Nous devons dire aussi quelque chose des conditions climatiques contraires de l’été et de l’hiver entre Ave et Aksoum. Lorsque le soleil, dit-il, parcourt les signes du Cancer, du Lion et de la Vierge jusqu’à Ave, on a, comme dans notre pays, l’été avec une grande sécheresse, mais depuis Ave jusqu’à Aksoum, et dans le reste de l’Ethiopie, on y éprouve un hiver considérable, quoiqu’il ne dure pas toute la journée ; car il ne commence partout que depuis midi. Le ciel se couvre alors de nuages très épais, et la terre est inondée de pluies violentes et orageuses. A ce moment, le Nil, s’étendant sur l’Egypte, déborde et irrigue la terre. Mais quand le soleil entre dans le Capricorne, le Verseau et les Poissons, l’atmosphère, inversement, inonde le pays des Adulites aus-si loin qu’Auë, alors que c’est l’été d’Auë jusqu’à Aksoum et dans le reste de l’Ethiopie, et les fruits de la terre sont mûrs.

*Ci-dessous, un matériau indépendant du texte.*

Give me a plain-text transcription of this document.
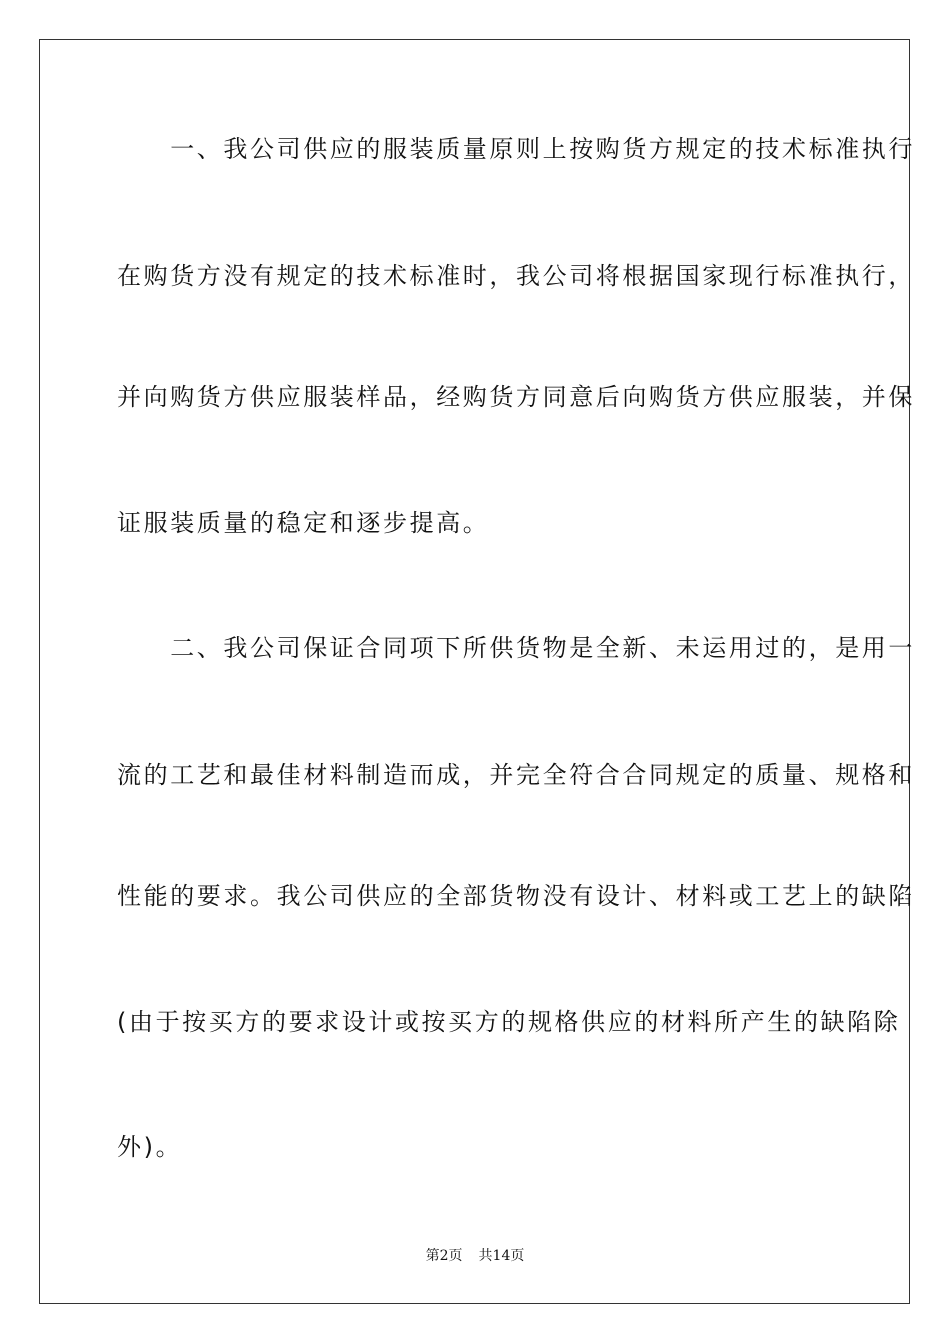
　　一、我公司供应的服装质量原则上按购货方规定的技术标准执行
在购货方没有规定的技术标准时，我公司将根据国家现行标准执行，
并向购货方供应服装样品，经购货方同意后向购货方供应服装，并保
证服装质量的稳定和逐步提高。
　　二、我公司保证合同项下所供货物是全新、未运用过的，是用一
流的工艺和最佳材料制造而成，并完全符合合同规定的质量、规格和
性能的要求。我公司供应的全部货物没有设计、材料或工艺上的缺陷
(由于按买方的要求设计或按买方的规格供应的材料所产生的缺陷除
外)。
第2页 共14页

Lors de son voyage, Nonnose, était parti d’un lieu nommé Pharsa, et avait navigué jusqu’aux îles les plus éloignées ; il eut une expérience exceptionnelle. Il vit là certaines créatures de forme et d’apparence humaine petits, noirs, velus sur tout le corps. Les hommes sont accompagnés par des femmes de même apparence, et par des enfants encore plus petits. Tous étaient nus, les femmes comme les hommes, ne portant qu’un court linge autour de leurs reins. Ces gens n’ont rien de sauvage ni de féroce. Ils parlent comme nous, mais leur langage est incompréhensible, même pour leurs voisins et encore plus pour Nonnose et ses compagnons. Ils vivent de coquillages et de poissons pris sur les rivages. Selon Nonnose, ils étaient très timides, et quand ils le voyaient lui et ses compagnons, ils se dérobaient comme nous le faisons nous-mêmes avec les bêtes sauvages monstrueuses.